Monday, October 09, 2006

I was too kind to Mark Foley earlier

Well, my assumption that Mark Foley had restricted his predatorial contacts with Pages to emails was wrong. He used the internet to locate and seduce his victims. Here is an account by one of them of his relationship to the Republican Congressman, a relationship that ended in sex with Mark Foley.

Mark Foley is a sick sexual predator who has spent his six terms in Congress practicing his predation techniques on Congressional pages. This is much like the school teacher who had a baby with her 13 year-old student. The more political fact, though, is that the Republican leadership of the House has pretty clearly had strong indications of the extent of his behavior since at least 2000 and done nothing about it.

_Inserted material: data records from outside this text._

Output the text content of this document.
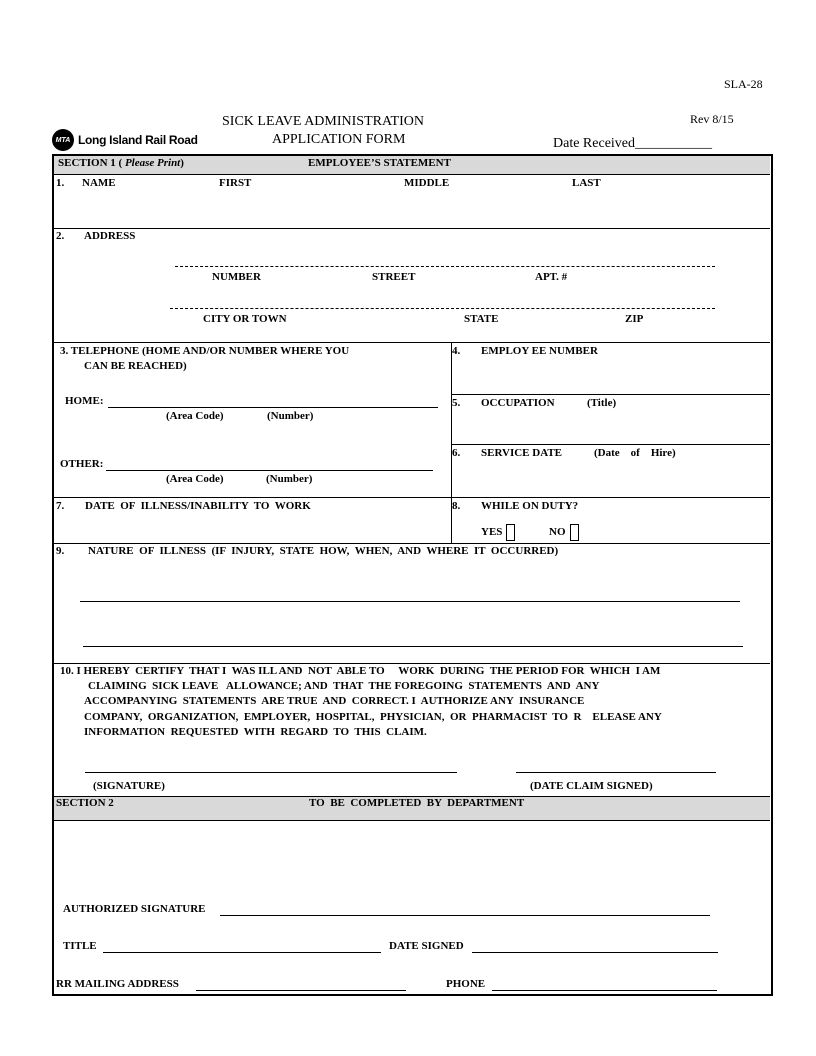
SLA-28
Rev 8/15
MTA Long Island Rail Road
SICK LEAVE ADMINISTRATION
APPLICATION FORM	Date Received___________
SECTION 1 ( Please Print)	EMPLOYEE’S STATEMENT
1. NAME	FIRST	MIDDLE	LAST
2. ADDRESS
NUMBER	STREET	APT. #
CITY OR TOWN	STATE	ZIP
3. TELEPHONE (HOME AND/OR NUMBER WHERE YOU
CAN BE REACHED)
HOME:
(Area Code)	(Number)
OTHER:
(Area Code)	(Number)
4. EMPLOY EE NUMBER
5. OCCUPATION	(Title)
6. SERVICE DATE	(Date    of    Hire)
7. DATE  OF  ILLNESS/INABILITY  TO  WORK	8. WHILE ON DUTY?
YES	NO
9. NATURE  OF  ILLNESS  (IF  INJURY,  STATE  HOW,  WHEN,  AND  WHERE  IT  OCCURRED)
10. I HEREBY  CERTIFY  THAT I  WAS ILL AND  NOT  ABLE TO     WORK  DURING  THE PERIOD FOR  WHICH  I AM
CLAIMING  SICK LEAVE   ALLOWANCE; AND  THAT  THE FOREGOING  STATEMENTS  AND  ANY
ACCOMPANYING  STATEMENTS  ARE TRUE  AND  CORRECT. I  AUTHORIZE ANY  INSURANCE
COMPANY,  ORGANIZATION,  EMPLOYER,  HOSPITAL,  PHYSICIAN,  OR  PHARMACIST  TO  R    ELEASE ANY
INFORMATION  REQUESTED  WITH  REGARD  TO  THIS  CLAIM.
(SIGNATURE)	(DATE CLAIM SIGNED)
SECTION 2	TO  BE  COMPLETED  BY  DEPARTMENT
AUTHORIZED SIGNATURE
TITLE	DATE SIGNED
RR MAILING ADDRESS	PHONE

Dennis Hastert has been the Speaker of the House and ultimate leader of the Republicans in the House for all this time, and he either knew about it and did nothing (the most likely case) or he should have known about it and failed to run an institution in which such threats were routinely indentified, reported, and dealt with.

This was first and foremost a failure of Mark Foley. But protecting him and concealing his behavior from scrutiney and corrective action is a clear failure of both the Republican Party in Congress (the Republicans who knew of this carefully concealed it from Democrats in Congress, a fact which makes the Republicans even more guilty and knowledgeable of their own guilt) and it is an absolute failure of the Speaker, Dennis Hastert and the leadership of the House Republican Party.

Chalk up another total failure in governance to the Republican Party, this time in their own self-selected arena as Masters of Moral Proptiety and well as failure in leadership.

The Foley matter has really hurt the House Republicans. The LA Times points out that they have determined what their strategy for the last 30 days before the November election has to be:
...in recent days, Republicans have tried to rally around Hastert as well as coalesce around a double-barreled message of demanding GOP accountability and blaming Democrats.
That seems to me to be a self-defeating message. How can they credibly demand GOP accountability and simultaneously try to blame the Democrats who are not in the positions of power in the House?

This message is itself another admimission of defeat by the House Republican party and House Leadership.

The fact is that the Republican Party has failed the Pages in the Page program, it has failed the voters, and it has failed America overall. So they attempt to demand an accountability of their own leaders that they only talk about when badly threatened politically and simultaneously try to blame the Democrats for their own failures, thereby nullifying any talk of holding leaders accountable.

Amazing, isn't it? Sick, but still amazing.